During the graduate thesis exhibition, several people who had interacted with the data visualization mentioned to me the potentiality of using this to understand other relationships, as a therapeutic and reflective tool. For example, one suggested visualizing conversations and categorizing by emotion could be used in the context of couples therapy, with the potential of having a more general view of how the conversation changes over time. Using data visualization as a form of therapy is definitely intriguing, and reinforces the importance of relationships between people.
From a more UI/UX standpoint, I believe that there are many more directions that this visualization could take that would allow a user to dig deeper into the huge amount of data available. For example, I initially wanted to include the ability to change timescales. At its current state, the visualization is fixed on a monthly timescale. However, giving the user the control to change the timescale to a weekly, daily or even hourly rate would make it possible to have more control over the visualization and to isolate specific points in time.

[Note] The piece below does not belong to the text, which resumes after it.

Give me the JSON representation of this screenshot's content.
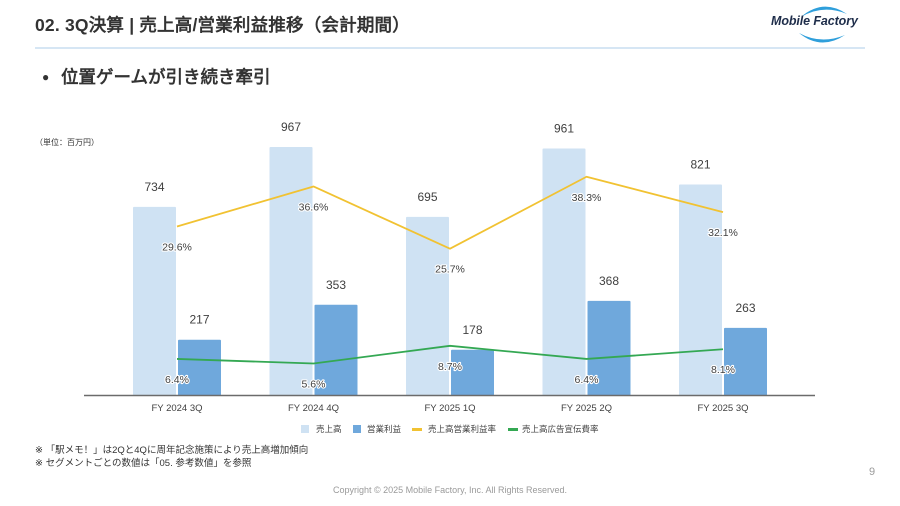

Another feature I would have liked to include in this visualization is the ability to click onto the message itself and be taken to a different screen that displays additional statistics and information. For example, clicking on a message could show the user me or my sister's age when we sent that message, where we were living at the time, or even what kind of weather we were having during the time that message was sent. All of these additional pieces of information could help contextualize the message.
Ultimately, this is the sort of project that could be expanded in countless ways. I look forward to continuing thinking about it and am grateful to my advisors, my Digital Futures cohort, and am especially grateful to my sister for her support and consent during this project.